Finalement, ça peut également mettre en péril pour l'Australie le pouvoir de tenir des événements sportifs, en tennis et dans autres sports. Ça peut même mettre en péril la possibilité de tenir des Jeux olympiques dans le futur.

Le monde sportif a besoin d'une certaine prévisibilité pour que ses athlètes et officiels puissent entrer dans un pays, et ici, on est dans une situation d'exemption ou il y a révocation d'un visa. Djokovic avait fait son travail, il avait fait ses devoirs pour l'exemption en bonne et due forme. Ici, on a un élément politique qui est entré en ligne de compte qui a eu un impact très important.


Q - Est-ce qu’on pourrait voir ce même genre de bras de fer entre Djokovic et les autorités frontalières d’autres pays comme le Canada ou les États-Unis?

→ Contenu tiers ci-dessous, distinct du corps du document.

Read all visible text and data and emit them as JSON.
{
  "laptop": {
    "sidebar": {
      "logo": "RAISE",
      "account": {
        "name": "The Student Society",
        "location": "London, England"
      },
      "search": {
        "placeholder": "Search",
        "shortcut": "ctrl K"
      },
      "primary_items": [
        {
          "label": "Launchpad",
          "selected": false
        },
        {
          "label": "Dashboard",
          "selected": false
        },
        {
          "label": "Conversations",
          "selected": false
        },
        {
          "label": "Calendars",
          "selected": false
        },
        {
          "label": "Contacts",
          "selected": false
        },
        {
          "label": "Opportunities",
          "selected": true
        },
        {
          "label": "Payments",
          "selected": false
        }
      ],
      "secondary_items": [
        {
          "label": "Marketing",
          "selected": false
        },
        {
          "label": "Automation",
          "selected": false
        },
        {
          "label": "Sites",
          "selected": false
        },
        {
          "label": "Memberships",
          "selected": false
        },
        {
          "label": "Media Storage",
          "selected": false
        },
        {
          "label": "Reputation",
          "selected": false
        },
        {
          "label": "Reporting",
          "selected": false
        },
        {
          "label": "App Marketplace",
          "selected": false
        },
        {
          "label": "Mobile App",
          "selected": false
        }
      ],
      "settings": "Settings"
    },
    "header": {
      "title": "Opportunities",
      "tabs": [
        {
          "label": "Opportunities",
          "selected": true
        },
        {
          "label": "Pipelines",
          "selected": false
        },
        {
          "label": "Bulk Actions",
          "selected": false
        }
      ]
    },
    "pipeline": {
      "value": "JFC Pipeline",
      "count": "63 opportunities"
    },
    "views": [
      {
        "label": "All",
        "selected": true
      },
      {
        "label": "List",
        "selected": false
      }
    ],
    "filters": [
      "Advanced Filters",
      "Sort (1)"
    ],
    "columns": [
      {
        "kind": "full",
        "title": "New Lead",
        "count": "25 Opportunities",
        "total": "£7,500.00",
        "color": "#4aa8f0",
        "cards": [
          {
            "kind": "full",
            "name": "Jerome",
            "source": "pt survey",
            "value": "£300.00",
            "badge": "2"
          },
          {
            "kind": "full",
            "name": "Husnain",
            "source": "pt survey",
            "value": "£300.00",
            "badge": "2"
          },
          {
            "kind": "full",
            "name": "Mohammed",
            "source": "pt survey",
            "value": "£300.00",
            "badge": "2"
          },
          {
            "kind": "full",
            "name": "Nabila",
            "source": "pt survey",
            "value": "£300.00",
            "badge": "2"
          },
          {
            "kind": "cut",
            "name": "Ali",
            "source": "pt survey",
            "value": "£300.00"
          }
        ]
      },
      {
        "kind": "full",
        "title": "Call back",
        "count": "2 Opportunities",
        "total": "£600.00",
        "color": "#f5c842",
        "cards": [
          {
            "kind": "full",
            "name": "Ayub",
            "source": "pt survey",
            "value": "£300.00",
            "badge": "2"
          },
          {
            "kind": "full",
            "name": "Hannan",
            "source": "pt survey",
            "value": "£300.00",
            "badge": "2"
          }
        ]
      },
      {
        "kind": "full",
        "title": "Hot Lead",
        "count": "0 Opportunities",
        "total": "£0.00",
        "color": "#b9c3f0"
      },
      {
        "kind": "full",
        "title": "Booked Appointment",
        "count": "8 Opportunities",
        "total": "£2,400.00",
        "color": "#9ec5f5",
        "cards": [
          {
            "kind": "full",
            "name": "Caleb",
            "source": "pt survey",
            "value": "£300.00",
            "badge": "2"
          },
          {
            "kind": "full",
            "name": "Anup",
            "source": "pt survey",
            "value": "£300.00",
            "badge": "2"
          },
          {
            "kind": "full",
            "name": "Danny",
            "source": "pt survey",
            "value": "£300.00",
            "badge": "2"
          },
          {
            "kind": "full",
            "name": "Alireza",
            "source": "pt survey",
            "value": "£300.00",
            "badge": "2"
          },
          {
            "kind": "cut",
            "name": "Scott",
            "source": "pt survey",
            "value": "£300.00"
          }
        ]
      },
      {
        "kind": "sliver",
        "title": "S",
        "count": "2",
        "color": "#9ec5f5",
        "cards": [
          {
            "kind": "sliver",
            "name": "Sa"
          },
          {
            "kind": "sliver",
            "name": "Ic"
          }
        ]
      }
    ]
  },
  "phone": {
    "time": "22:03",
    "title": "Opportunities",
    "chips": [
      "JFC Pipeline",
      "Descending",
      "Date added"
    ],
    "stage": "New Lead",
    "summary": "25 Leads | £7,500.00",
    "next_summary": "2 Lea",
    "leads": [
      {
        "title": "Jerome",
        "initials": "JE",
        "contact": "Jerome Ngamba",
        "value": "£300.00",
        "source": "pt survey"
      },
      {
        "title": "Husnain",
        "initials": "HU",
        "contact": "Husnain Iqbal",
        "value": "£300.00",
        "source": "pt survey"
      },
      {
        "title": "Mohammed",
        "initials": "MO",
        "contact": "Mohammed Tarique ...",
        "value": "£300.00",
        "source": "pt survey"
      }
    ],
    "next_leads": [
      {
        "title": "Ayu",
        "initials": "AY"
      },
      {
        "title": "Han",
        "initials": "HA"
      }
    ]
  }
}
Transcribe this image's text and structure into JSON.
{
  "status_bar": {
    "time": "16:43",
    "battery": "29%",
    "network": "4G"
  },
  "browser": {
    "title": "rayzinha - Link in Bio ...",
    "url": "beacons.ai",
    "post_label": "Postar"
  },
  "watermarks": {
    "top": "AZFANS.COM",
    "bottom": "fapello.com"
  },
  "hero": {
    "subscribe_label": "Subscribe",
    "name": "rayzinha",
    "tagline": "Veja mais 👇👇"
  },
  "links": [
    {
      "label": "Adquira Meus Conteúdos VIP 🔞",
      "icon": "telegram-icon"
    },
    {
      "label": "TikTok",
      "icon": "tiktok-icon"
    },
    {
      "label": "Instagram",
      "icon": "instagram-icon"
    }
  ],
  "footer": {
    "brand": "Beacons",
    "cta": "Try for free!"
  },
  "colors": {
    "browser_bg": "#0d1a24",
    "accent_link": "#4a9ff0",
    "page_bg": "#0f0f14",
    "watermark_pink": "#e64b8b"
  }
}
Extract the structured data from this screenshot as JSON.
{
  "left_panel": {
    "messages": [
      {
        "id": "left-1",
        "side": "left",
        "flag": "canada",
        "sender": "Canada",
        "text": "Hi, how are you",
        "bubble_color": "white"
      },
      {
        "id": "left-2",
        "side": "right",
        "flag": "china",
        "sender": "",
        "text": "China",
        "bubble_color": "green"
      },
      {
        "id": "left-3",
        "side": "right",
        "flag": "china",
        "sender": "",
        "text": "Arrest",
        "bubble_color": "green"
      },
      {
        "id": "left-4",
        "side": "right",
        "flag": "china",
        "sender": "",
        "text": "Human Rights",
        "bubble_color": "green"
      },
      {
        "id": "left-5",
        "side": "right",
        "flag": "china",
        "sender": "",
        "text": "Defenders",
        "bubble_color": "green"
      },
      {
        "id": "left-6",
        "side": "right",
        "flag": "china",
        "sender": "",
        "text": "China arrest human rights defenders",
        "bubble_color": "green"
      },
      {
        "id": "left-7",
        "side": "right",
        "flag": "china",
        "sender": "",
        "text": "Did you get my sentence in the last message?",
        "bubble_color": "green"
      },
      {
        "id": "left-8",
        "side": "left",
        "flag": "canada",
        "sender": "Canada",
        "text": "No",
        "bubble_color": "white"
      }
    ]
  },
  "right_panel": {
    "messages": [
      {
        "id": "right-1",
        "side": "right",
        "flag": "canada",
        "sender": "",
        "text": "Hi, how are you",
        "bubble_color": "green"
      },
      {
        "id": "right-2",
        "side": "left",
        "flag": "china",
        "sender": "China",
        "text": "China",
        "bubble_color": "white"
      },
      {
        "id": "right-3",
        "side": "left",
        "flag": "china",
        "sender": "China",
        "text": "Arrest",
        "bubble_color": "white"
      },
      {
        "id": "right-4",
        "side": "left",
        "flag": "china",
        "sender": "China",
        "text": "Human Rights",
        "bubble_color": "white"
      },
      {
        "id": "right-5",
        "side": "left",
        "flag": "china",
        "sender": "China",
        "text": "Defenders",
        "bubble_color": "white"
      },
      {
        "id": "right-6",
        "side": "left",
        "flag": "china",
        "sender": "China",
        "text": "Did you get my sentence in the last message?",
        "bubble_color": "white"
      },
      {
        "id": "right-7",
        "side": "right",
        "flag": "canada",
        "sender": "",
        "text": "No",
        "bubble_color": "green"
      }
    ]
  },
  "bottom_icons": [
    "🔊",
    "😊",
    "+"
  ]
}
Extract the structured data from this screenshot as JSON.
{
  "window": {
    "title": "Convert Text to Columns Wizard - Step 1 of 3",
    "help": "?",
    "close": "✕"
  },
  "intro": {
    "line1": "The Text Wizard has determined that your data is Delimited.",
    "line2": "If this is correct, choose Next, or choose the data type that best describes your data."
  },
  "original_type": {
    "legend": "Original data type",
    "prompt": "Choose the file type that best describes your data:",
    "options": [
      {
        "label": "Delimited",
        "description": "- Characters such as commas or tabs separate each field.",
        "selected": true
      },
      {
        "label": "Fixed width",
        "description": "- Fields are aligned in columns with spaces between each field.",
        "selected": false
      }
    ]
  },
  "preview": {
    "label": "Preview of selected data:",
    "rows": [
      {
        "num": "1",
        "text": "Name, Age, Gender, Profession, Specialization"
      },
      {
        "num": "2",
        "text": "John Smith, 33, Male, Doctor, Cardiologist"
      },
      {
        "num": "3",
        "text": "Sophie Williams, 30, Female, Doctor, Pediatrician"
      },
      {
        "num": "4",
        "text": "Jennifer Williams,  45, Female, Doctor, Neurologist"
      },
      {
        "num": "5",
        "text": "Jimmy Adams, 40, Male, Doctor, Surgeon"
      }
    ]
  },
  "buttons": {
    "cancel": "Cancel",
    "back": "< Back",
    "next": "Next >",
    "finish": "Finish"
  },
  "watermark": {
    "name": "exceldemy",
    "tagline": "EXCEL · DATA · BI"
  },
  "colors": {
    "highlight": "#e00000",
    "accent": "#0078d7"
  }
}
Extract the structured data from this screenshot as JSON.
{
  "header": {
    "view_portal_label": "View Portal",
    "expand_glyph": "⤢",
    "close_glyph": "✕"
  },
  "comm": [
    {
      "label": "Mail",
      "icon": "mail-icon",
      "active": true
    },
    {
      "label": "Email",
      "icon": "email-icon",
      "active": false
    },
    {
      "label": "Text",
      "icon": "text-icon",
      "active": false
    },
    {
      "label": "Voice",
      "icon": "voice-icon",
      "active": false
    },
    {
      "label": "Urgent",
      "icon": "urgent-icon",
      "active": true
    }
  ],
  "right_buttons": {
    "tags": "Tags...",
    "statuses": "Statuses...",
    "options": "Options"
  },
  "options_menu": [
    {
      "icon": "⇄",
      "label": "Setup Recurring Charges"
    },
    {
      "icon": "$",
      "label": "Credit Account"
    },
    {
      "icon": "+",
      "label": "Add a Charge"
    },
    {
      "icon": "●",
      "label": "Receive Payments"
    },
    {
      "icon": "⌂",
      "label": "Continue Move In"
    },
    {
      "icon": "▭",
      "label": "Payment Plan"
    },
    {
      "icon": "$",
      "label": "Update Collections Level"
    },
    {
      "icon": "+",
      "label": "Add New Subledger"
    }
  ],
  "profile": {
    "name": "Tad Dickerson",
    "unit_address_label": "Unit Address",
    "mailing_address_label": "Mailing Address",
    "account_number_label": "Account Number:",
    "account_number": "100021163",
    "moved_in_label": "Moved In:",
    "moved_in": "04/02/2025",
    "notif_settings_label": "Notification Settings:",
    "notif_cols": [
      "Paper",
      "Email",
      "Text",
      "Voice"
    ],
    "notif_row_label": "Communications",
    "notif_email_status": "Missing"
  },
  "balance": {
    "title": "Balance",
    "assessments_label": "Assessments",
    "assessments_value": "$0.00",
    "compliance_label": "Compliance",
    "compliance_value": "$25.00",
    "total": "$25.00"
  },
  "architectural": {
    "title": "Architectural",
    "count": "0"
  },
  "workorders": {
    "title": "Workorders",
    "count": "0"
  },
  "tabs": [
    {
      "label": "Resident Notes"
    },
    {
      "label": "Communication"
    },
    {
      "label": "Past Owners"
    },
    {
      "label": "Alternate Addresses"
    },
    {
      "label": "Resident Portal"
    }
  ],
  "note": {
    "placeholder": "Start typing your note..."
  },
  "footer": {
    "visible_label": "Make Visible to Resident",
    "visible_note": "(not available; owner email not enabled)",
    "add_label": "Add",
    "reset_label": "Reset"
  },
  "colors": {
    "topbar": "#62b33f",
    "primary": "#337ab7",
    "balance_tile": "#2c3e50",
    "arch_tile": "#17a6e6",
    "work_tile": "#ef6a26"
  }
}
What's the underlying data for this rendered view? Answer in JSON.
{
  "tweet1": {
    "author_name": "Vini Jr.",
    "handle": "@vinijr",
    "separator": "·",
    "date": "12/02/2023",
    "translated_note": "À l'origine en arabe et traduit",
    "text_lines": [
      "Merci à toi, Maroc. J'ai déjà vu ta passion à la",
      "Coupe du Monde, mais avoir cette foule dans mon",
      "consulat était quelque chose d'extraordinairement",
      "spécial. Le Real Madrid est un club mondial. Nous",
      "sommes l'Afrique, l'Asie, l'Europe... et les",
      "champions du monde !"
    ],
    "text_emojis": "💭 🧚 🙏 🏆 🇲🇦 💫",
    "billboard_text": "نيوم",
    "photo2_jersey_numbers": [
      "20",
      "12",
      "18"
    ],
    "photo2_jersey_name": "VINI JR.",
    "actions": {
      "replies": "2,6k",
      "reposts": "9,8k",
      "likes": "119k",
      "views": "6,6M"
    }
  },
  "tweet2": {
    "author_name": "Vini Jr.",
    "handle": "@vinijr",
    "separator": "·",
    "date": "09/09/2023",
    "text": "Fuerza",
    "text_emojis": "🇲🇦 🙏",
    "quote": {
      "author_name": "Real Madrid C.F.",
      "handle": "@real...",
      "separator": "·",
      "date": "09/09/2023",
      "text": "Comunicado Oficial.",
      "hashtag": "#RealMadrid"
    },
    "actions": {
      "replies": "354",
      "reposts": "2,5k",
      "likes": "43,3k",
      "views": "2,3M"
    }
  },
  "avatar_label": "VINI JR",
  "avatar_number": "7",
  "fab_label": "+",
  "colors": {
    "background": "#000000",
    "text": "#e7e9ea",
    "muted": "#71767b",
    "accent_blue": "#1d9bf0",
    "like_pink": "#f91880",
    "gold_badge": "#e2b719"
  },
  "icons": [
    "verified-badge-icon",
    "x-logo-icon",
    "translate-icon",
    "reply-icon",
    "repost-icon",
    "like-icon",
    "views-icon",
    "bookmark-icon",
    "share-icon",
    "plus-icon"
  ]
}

R. C’est sûr. Les autres pays sont en train de regarder comment tout ça se déroule.

Le Canada a une approche différente, mais ce n'est pas exclu que ça puisse se produire au Canada. On a des lois d'immigration qui sont semblables aux lois australiennes en ce qui concerne la COVID et les exemptions.

Je ne pense pas que ça va arriver parce que ça va arriver durant notre été [l’Omnium Banque Nationale est disputé en août, NDLR]. Maintenant, on a une résurgence de cas de COVID, mais à l’été, c’est beaucoup plus calme.

On a nos règles d'exemption qui sont en place, mais on demande la double vaccination pour rentrer au pays au Canada, donc ce n'est pas impossible qu'il y ait des difficultés semblables qui se produisent au Canada aussi.


Q - Il faudrait qu’il soit infecté à nouveau périodiquement pour avoir ses six mois d’exemption et de protection?

R. Au Canada, on n'a pas l'exemption pour une infection dans les six derniers mois. Il y a des exemptions pour des motifs impérieux. On peut laisser entrer quelqu'un qui n'est pas doublement vacciné, mais il n’y a pas l'exemption de preuve d'infection.

Si Djokovic veut entrer au Canada l'été prochain, j'ai bien peur qu'il doive être doublement vacciné, sinon il ne pourra pas participer aux tournois.